Klima und Temperaturen Spaniens

Neben dem Festland auf der Iberischen Halbinsel zählen außerdem die Inselgruppen der Kanaren im Atlantischen Ozean sowie die der Balearen im Mittelmeer zu Spanien. Durch die große Nord-Süd-Ausdehnung und den verschiedenen Höhenlagen herrschen in Spanien recht unterschiedliche Temperaturen.

In den Pyrenäen im Norden sowie den Kordilleren im Süden Spaniens herrschen frostige Temperaturen, auf den schnee- und eisfreien Almen weiter bergabwärts werden in den kurzen, frischen Sommermonaten die sattgrünen Wiesen zur Rinderzucht genutzt.

Die tiefer gelegenen Regionen in Nordspanien weisen durchgängig eher milde Temperaturen auf. Die Regenhäufigkeit ist hier sehr hoch, nimmt aber ab, je weiter es landeinwärts geht.
Das Klima in Zentralspanien ist durch heiße Sommer und kalte Winter geprägt.

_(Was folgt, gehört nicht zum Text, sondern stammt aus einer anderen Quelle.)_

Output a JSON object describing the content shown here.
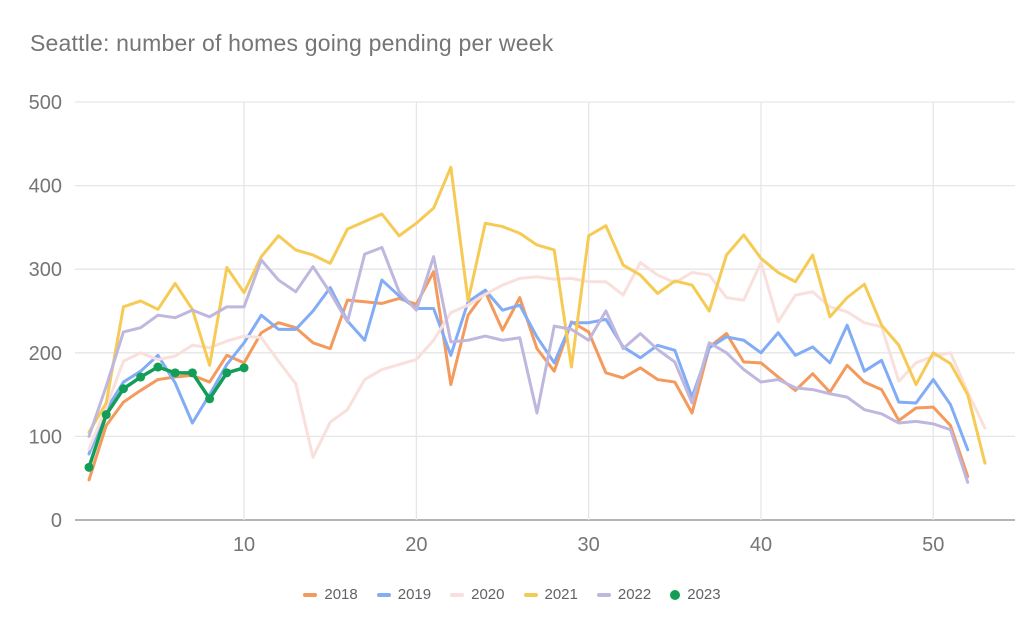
{
  "title": "Seattle: number of homes going pending per week",
  "chart_data": {
    "type": "line",
    "title": "Seattle: number of homes going pending per week",
    "xlabel": "",
    "ylabel": "",
    "x_units": "week of year",
    "x_start": 1,
    "grid": true,
    "legend_position": "bottom",
    "x_axis": {
      "ticks": [
        10,
        20,
        30,
        40,
        50
      ],
      "range": [
        1,
        53
      ]
    },
    "y_axis": {
      "ticks": [
        0,
        100,
        200,
        300,
        400,
        500
      ],
      "range": [
        0,
        500
      ]
    },
    "axis_text_color": "#757575",
    "gridline_color": "#e6e6e6",
    "baseline_color": "#b5b5b5",
    "series": [
      {
        "name": "2018",
        "color": "#f49a5c",
        "style": "line",
        "values": [
          48,
          113,
          141,
          155,
          168,
          171,
          173,
          165,
          197,
          188,
          224,
          236,
          230,
          212,
          205,
          263,
          261,
          259,
          265,
          258,
          297,
          162,
          245,
          273,
          227,
          266,
          205,
          178,
          237,
          225,
          176,
          170,
          182,
          168,
          165,
          128,
          207,
          223,
          189,
          188,
          171,
          155,
          175,
          153,
          185,
          165,
          156,
          119,
          134,
          135,
          113,
          52
        ]
      },
      {
        "name": "2019",
        "color": "#82acf5",
        "style": "line",
        "values": [
          79,
          132,
          165,
          178,
          197,
          164,
          116,
          150,
          186,
          212,
          245,
          228,
          228,
          250,
          278,
          238,
          215,
          287,
          268,
          253,
          253,
          197,
          261,
          275,
          251,
          257,
          219,
          188,
          236,
          236,
          240,
          207,
          194,
          209,
          203,
          147,
          206,
          219,
          215,
          200,
          224,
          197,
          207,
          188,
          233,
          178,
          191,
          141,
          140,
          168,
          138,
          84
        ]
      },
      {
        "name": "2020",
        "color": "#f9e0dd",
        "style": "line",
        "values": [
          85,
          135,
          190,
          200,
          192,
          196,
          209,
          206,
          214,
          220,
          218,
          190,
          163,
          75,
          117,
          132,
          168,
          180,
          186,
          192,
          215,
          248,
          257,
          270,
          281,
          289,
          291,
          288,
          289,
          285,
          285,
          269,
          308,
          293,
          284,
          296,
          293,
          266,
          263,
          308,
          237,
          269,
          273,
          255,
          249,
          236,
          231,
          166,
          188,
          196,
          200,
          153,
          110
        ]
      },
      {
        "name": "2021",
        "color": "#f6cb55",
        "style": "line",
        "values": [
          105,
          140,
          255,
          262,
          252,
          283,
          252,
          185,
          302,
          272,
          315,
          340,
          323,
          317,
          307,
          348,
          357,
          366,
          340,
          355,
          373,
          422,
          262,
          355,
          351,
          343,
          329,
          323,
          183,
          340,
          352,
          305,
          293,
          271,
          286,
          281,
          250,
          317,
          341,
          313,
          296,
          285,
          317,
          243,
          266,
          282,
          233,
          209,
          162,
          200,
          187,
          150,
          68
        ]
      },
      {
        "name": "2022",
        "color": "#c0b7de",
        "style": "line",
        "values": [
          100,
          160,
          225,
          230,
          245,
          242,
          251,
          243,
          255,
          255,
          311,
          287,
          273,
          303,
          272,
          237,
          318,
          326,
          273,
          251,
          315,
          213,
          215,
          220,
          215,
          218,
          128,
          232,
          228,
          215,
          250,
          205,
          223,
          204,
          189,
          140,
          212,
          200,
          180,
          165,
          168,
          158,
          156,
          151,
          147,
          132,
          127,
          116,
          118,
          115,
          108,
          45
        ]
      },
      {
        "name": "2023",
        "color": "#129e57",
        "style": "line+points",
        "values": [
          63,
          126,
          157,
          171,
          183,
          176,
          176,
          145,
          176,
          182
        ]
      }
    ]
  }
}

Die Regionen rund um Madrid sind deutlich niederschlagsärmer als die an der Küste.

Wesentlich tropischer wird das Klima in den Atlantikregionen. Auf den Balearen und an der Südküste des Festlandes ist der Winter mild und nur selten sinken die Temperaturen unter Null. Im Sommer kann es bei hohen Temperaturen zu großen Niederschlägen kommen, so dass nicht selten ein feucht-heißes Klima vorherrscht.

Auf den Kanaren im Atlantik geht es gemäßigter zu, denn hier herrschen rund um das Jahr relativ gleichbleibende Temperaturen um die 20°C. Ergiebige Niederschläge fallen zumeist in den Wintermonaten.